Take, for example, the story of Dr. G., a most brilliant clinical researcher at a major Toronto hospital. During a drug controversy, he sent anonymous harassing letters to colleagues and then denied having done so. The College of Physicians and Surgeons of Ontario’s investigators found traces of his DNA on the letters, and he had to admit authorship of the letters. In the end, his peers ultimately vindicated him in the underlying scientific controversy, and this has enabled him to salvage his reputation in the medical community. That community still valued him for his work. The shock of having his sociopathic side displayed in public changed him. The runaway computer needed a reboot.
One might argue that, in medicine, there is no competition for clients. If doctors chased ambulances, the public would in fact welcome it (instead, the ambulances come to them). Great innovators in medicine have been known to be deficient in social graces, or at least the alpha-docs like to perpetuate that myth. The competition for research grants and patient referrals brings out the best and worst in them. But the Dr. G. controversy proved medicine, too, imposes social and political limits on extra-clinical behaviour toward colleagues.
In law, the market can also be a sleeping policeman. We, too, have tolerated some antisocial conduct, and made some of it even the stuff of legend. While he or she is producing results for the clients and raising the profile of the firm, the uber-lawyer will remain, for the most part, untouchable. There is a certain tolerance for incivility as long as the individual succeeds.
If you read the late justice George Finlayson’s biography of his mentor, J. J. Robinette, you get the sense that there was a time in the Canadian legal profession when lawyers knew how to steer themselves between the cut and thrust of law, on the one hand, and the bar’s social graces, on the other. There is necessarily a great deal of mythology at work. At one time, clients flocked to tough-guy lawyers. It paid to be a bully, both in the courtroom and in the boardroom.
The demise of the legal titans, or their reincarnation?
Is there hope for us yet? Yes — you are it. The market for lawyers is changing into a much more social profession. Lawyers must not only seal deals and win court cases. The ends no longer justify the means, because the means are becoming the ends. Deals and court cases are more and more about process, quality of negotiation, and repeat interaction.
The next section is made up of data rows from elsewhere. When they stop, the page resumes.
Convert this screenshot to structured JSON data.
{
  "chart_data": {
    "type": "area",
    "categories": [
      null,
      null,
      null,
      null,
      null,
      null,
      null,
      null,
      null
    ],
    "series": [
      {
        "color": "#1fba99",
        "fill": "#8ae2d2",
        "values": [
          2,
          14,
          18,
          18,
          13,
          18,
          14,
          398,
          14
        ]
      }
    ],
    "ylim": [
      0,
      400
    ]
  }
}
Ask most corporate clients, and you will hear that the gunslinger model of the lawyer is no longer in favour. Indeed, in consumer law, few Canadians can afford a contest between legal eagles. Sophisticated clients require peacemakers delivering value, not warriors whose aim is no longer true. The evolution of the law as a more integral, less aloof, part of society and the mainstream economy will mean law firms will value a different kind of intelligence than in the past. Smart need not mean antisocial.
As a new lawyer, you will have first-hand experience of the profession’s struggle with this transformation. One by one, we are rebooting our HAL computers. Every day, bully-savants are making efforts to switch their frontal lobes back on, if only to maintain their professional standing. They have discovered, later in their careers, being bright and talented does not mean demonstrating others are less bright and less talented. Indeed, once they make the discovery, they reach the next stage of their development as lawyers and become great mentors.